Harder, but not impossible.

What if they built a rocket, and no one could afford it?

Consider the September 2023 report to Congress, authored by the Government Accountability Office (GAO) and titled "Cost Transparency Needed to Monitor Program Affordability" of the Space Launch System.  

Curiously, the very first line of this report reads that "NASA does not plan to measure production costs to monitor the affordability of" SLS (emphasis added). Instead, the space agency plans to simply continue "to spend billions of dollars to continue producing multiple SLS components, such as core stages and rocket engines, needed for future Artemis missions" -- regardless of cost.

That could be a problem, given that in fiscal 2023, for example, NASA had a budget of just $25.3 billion to cover everything it does and is already finding itself needing a 7% raise in fiscal 2024, to $27.2 billion, to help foot the cost of Project Artemis.
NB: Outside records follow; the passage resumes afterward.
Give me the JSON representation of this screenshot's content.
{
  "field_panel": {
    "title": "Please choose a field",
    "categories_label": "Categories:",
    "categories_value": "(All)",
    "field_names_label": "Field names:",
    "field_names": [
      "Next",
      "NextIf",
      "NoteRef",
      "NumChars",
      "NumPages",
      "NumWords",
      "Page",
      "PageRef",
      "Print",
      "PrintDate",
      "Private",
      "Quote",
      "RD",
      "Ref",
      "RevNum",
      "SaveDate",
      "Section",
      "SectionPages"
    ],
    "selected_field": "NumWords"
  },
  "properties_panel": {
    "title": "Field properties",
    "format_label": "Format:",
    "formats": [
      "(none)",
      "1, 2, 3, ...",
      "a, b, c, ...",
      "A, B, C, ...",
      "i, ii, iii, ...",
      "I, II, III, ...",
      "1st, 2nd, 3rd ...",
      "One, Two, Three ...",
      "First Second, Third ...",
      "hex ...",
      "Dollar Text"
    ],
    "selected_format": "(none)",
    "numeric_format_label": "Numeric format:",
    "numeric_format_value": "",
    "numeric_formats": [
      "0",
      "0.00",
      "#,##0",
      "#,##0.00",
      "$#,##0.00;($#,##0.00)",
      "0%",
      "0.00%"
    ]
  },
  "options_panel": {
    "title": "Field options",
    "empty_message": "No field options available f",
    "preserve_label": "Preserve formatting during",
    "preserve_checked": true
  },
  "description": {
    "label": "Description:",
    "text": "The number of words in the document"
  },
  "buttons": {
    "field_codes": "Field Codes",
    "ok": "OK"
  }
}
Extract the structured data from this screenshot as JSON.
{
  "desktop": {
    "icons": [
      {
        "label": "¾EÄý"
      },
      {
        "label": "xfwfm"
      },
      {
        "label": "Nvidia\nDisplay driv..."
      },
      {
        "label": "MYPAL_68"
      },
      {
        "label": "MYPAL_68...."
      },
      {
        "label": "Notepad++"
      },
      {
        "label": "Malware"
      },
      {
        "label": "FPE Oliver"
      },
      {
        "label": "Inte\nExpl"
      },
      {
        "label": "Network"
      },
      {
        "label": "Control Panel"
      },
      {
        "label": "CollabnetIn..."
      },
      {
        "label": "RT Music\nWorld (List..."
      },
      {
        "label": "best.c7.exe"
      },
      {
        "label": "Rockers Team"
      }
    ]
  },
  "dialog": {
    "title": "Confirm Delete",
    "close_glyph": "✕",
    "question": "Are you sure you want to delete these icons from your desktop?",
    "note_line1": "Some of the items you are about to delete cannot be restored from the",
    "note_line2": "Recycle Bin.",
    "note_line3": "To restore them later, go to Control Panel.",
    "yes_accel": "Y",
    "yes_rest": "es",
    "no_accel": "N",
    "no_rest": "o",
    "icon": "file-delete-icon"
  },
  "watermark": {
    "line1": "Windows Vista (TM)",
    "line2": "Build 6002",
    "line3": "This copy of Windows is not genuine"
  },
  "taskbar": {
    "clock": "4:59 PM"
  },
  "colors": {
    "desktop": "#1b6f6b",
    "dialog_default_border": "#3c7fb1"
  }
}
Adding urgency to the dilemma, at one point GAO notes that one upcoming mission, Artemis III, comprising "several NASA programs, including SLS ... could cost between $20 billion and $30 billion."  

That's basically NASA's entire annual budget, all spent on a single SLS mission.

Granted, this estimate encompasses programs beyond just the cost of SLS. But GAO notes that SLS alone accounts for "more than one-third of NASA's budget request for" Project Artemis -- so it's not an insignificant chunk. Meanwhile, GAO observes that through May 2023, some four years after GAO asked NASA to build a budget for Artemis III, the agency still "has not yet established a lifecycle cost estimate for the Artemis III mission."

Even worse: NASA's own officials tell GAO that once a budget is worked out, it's likely that "at current cost levels, the SLS program is unaffordable" -- "unaffordable," as in, "We literally cannot afford to send Americans back to the moon if we keep paying uncounted billions of dollars for SLS rockets." And as former UVA economics professor Herbert Stein once famously pointed out, "If something cannot go on forever, it will stop."  

What it means for investors

So how does NASA "stop" overspending on SLS? GAO has a few suggestions: "stabilizing" the schedule for SLS missions so that they fly more regularly; achieving "manufacturing efficiencies" to produce SLS rockets more cheaply; switching from giving Boeing & Friends lucrative "cost-plus" contracts for their SLS work; and insisting on fixed price contracts instead; and finally, encouraging "innovation."

At least two of these suggestions, however, pose significant risks to investors in Boeing, L3Harris, and Northrop Grumman stocks. First and most obviously, if the aim of cost-plus contracts is to lower costs, then this would logically come at the expense of the space companies' own profit margins -- good news for taxpayers; worse news for investors.

The second suggestion could be even more dangerous, however, if NASA alights upon the "innovation" of awarding moon contracts not to SLS and its contractors, but to SpaceX instead. In 2021, after all, SpaceX famously won a NASA contract to build and send a lunar landing rocket to the moon for just $2.9 billion -- 30% less than SLS's current cost. One year later, SpaceX won a second moon contract for just $1.2 billion -- 71% below SLS's cost.

As NASA finds its budget increasingly stressed, its SLS contractors may face with a choice: Dramatically cut the cost of their product -- and their profits -- or lose contracts to SpaceX entirely.